Le 11 juin 2026, un Boeing 777-300ER de Turkish Airlines (immatriculé TC-LKD) a heurté un mât d’antenne radar au sol alors qu’il manœuvrait vers son poste de stationnement à l’aéroport d’Antalya. L’appareil, effectuant le vol TK2430 en provenance d’Istanbul, venait d’atterrir sans problème. Pendant le roulage sur l’aire de trafic (apron-1), l’aile droite a percuté le mât, qui s’est effondré et a perforé le fuselage. L’impact a créé une ouverture dans la cabine, déclenché automatiquement les masques à oxygène et endommagé les coffres à bagages supérieurs. L’aile droite a également subi des dommages notables. Les 267 passagers et membres d’équipage ont été évacués en toute sécurité sur le tarmac, avec un seul blessé léger. Turkish Airlines a confirmé l’incident dans un communiqué, et les autorités turques ont ouvert une enquête technique pour déterminer pourquoi l’équipage a emprunté une voie de circulation inappropriée. L’avion, âgé de 17 ans, a été retiré du service pour réparations.

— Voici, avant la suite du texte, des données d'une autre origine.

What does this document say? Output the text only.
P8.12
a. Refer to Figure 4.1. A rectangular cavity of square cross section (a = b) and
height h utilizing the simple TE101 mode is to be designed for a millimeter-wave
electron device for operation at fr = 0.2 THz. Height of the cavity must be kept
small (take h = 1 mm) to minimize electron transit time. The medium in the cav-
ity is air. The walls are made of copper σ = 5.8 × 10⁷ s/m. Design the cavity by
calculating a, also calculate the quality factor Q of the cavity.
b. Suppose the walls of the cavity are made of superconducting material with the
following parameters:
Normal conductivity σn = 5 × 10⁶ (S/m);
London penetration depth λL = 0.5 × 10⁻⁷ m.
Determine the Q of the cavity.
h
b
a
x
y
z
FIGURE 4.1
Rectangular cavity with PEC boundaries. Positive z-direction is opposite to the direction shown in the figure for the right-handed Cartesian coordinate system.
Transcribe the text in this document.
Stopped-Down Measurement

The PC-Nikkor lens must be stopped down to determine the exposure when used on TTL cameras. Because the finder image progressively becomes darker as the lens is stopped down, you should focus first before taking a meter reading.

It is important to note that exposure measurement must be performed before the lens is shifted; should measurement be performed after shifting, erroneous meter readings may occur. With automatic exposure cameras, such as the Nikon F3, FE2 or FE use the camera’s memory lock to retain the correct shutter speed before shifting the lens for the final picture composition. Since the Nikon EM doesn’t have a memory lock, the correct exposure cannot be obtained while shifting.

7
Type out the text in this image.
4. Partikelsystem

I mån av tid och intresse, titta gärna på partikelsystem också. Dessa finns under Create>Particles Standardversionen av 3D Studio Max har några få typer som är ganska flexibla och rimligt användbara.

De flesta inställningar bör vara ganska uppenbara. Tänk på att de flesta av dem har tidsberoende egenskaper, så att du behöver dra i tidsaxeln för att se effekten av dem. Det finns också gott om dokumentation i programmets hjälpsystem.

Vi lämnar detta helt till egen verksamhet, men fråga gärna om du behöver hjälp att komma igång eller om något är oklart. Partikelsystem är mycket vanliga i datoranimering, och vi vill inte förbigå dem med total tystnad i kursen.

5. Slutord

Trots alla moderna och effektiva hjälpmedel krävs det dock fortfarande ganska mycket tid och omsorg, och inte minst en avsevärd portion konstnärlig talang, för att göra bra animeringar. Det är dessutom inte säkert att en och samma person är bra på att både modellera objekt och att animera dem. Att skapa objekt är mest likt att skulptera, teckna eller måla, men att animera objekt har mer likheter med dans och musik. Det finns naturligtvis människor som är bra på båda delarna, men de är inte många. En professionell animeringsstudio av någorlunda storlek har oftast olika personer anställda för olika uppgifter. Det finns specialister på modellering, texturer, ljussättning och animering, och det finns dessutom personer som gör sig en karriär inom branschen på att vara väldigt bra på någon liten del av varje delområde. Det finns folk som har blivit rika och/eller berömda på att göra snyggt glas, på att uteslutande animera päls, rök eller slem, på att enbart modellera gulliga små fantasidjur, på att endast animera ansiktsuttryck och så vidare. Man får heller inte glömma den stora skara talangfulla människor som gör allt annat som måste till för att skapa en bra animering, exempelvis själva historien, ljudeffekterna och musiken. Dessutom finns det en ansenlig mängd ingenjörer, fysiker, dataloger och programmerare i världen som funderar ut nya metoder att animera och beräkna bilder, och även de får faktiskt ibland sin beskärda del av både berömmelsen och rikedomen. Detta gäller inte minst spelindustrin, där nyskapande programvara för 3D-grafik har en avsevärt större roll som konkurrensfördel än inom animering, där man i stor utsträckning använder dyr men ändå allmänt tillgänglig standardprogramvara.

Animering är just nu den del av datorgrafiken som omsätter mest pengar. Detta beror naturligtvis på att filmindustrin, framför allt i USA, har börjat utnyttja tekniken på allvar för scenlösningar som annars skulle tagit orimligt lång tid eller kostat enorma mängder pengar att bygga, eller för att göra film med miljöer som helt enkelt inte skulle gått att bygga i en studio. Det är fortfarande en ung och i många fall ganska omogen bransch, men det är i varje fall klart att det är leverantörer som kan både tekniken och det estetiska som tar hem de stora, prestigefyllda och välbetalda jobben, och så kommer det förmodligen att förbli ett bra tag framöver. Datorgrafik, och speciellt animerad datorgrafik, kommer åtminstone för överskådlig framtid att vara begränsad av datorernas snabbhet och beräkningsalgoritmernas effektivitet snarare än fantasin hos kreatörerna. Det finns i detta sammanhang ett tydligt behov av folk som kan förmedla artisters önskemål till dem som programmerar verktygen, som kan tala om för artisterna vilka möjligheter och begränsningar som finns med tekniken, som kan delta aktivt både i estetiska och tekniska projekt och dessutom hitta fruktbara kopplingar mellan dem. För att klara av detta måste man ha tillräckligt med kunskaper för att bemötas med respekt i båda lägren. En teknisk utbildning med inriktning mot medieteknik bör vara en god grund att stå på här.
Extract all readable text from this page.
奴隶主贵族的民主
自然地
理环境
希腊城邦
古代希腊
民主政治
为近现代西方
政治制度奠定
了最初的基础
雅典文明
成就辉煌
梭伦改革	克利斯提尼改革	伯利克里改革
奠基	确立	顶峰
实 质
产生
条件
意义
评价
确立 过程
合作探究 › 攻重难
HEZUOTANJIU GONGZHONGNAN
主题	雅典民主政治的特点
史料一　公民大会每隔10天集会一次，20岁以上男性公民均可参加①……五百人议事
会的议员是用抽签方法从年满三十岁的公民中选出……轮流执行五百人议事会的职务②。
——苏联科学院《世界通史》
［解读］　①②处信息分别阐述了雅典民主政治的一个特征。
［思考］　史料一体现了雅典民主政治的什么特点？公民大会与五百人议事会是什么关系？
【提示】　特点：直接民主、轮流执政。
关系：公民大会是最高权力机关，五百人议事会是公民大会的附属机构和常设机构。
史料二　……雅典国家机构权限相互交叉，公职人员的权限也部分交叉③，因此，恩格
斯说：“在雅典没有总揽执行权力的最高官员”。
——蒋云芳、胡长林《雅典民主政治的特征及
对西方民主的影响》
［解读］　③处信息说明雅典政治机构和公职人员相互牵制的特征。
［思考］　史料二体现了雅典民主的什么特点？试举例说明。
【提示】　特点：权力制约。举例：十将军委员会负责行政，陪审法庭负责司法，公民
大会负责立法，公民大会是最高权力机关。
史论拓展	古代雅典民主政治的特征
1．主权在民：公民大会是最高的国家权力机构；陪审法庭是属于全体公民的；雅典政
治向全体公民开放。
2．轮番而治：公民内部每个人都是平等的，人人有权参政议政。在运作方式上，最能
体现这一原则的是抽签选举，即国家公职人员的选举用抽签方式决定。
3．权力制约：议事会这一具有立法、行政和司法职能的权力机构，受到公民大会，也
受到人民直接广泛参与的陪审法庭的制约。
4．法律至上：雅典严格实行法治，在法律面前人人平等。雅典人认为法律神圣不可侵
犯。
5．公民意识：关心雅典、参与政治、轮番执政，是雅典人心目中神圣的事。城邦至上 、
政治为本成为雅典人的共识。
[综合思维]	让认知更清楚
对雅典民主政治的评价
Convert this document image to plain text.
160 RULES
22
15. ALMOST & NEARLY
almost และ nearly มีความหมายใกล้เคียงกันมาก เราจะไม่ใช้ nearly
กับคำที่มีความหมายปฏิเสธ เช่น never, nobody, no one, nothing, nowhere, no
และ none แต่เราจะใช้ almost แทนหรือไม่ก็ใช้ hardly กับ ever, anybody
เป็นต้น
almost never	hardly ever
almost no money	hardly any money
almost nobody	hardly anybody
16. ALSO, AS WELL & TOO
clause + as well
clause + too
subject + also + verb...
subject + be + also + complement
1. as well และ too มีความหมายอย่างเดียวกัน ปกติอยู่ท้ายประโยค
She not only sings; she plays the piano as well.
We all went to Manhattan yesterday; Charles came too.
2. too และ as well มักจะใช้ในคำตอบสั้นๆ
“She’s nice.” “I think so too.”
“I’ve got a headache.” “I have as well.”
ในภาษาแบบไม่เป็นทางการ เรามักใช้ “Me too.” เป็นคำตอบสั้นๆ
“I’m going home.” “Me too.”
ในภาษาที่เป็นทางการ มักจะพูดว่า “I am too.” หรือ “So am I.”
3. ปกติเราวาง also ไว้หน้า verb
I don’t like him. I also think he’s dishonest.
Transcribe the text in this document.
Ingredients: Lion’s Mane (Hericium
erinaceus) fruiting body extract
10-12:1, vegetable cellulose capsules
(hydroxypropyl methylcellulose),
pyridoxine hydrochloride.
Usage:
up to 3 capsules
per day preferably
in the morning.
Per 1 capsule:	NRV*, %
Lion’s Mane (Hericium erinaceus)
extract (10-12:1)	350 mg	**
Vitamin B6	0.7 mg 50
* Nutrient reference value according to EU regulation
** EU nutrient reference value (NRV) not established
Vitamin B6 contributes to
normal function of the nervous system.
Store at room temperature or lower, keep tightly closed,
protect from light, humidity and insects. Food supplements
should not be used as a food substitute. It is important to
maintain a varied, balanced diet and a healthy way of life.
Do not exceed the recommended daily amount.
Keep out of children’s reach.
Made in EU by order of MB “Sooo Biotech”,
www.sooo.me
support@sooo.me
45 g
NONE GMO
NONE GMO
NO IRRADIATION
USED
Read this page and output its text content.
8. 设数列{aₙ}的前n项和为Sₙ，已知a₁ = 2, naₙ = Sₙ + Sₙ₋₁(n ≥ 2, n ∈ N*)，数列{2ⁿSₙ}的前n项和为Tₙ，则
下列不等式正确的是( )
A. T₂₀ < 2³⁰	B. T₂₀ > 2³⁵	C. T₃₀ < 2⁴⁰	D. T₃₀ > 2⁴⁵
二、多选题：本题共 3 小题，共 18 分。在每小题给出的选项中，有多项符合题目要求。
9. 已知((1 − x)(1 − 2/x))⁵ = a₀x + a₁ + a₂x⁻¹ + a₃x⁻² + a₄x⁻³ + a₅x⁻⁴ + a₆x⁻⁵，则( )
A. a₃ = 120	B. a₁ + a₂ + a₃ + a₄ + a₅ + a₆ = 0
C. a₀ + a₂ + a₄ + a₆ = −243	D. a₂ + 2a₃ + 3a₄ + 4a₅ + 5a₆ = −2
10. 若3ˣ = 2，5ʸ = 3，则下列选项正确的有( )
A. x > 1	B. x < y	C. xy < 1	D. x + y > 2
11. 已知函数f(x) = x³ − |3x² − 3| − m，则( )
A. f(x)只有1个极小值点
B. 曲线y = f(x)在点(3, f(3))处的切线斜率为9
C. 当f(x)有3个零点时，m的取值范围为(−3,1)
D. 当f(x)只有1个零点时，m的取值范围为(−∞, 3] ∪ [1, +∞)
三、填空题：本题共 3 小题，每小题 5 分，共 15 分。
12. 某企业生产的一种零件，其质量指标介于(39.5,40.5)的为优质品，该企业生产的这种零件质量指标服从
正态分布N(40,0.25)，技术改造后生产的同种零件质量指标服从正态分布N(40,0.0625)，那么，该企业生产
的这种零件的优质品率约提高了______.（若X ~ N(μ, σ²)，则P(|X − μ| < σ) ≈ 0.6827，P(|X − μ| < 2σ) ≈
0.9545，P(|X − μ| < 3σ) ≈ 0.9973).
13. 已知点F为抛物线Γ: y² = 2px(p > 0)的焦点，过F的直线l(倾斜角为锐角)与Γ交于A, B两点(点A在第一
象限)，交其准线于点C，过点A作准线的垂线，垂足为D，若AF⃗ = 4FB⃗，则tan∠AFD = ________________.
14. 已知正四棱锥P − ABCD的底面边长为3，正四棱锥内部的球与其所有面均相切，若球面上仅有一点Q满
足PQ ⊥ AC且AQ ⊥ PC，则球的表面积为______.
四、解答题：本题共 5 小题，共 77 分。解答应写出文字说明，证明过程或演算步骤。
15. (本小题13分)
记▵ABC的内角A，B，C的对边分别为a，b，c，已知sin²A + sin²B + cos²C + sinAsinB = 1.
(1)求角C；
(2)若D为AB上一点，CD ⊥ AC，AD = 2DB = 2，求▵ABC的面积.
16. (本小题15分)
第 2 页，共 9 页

Cet incident rappelle que les opérations au sol, souvent négligées au profit des phases de vol, comportent des risques importants. Pour les élèves ATPL, il souligne l’importance des procédures de roulage, de la conscience situationnelle et du respect des cartes aéroportuaires. Un atterrissage de routine peut se transformer en événement majeur si la manœuvre au sol est mal exécutée. L’envergure du Boeing 777 (près de 65 mètres) le rend particulièrement vulnérable dans les zones de trafic confinées, surtout dans des aéroports très fréquentés comme Antalya, géré par Fraport. Les élèves ATC, quant à eux, doivent comprendre comment leurs autorisations et leur surveillance du trafic au sol influencent directement la sécurité. L’enquête se concentrera probablement sur les facteurs humains, comme la coordination de l’équipage et la communication avec le contrôle au sol, ainsi que sur la conception de l’aéroport et la signalisation.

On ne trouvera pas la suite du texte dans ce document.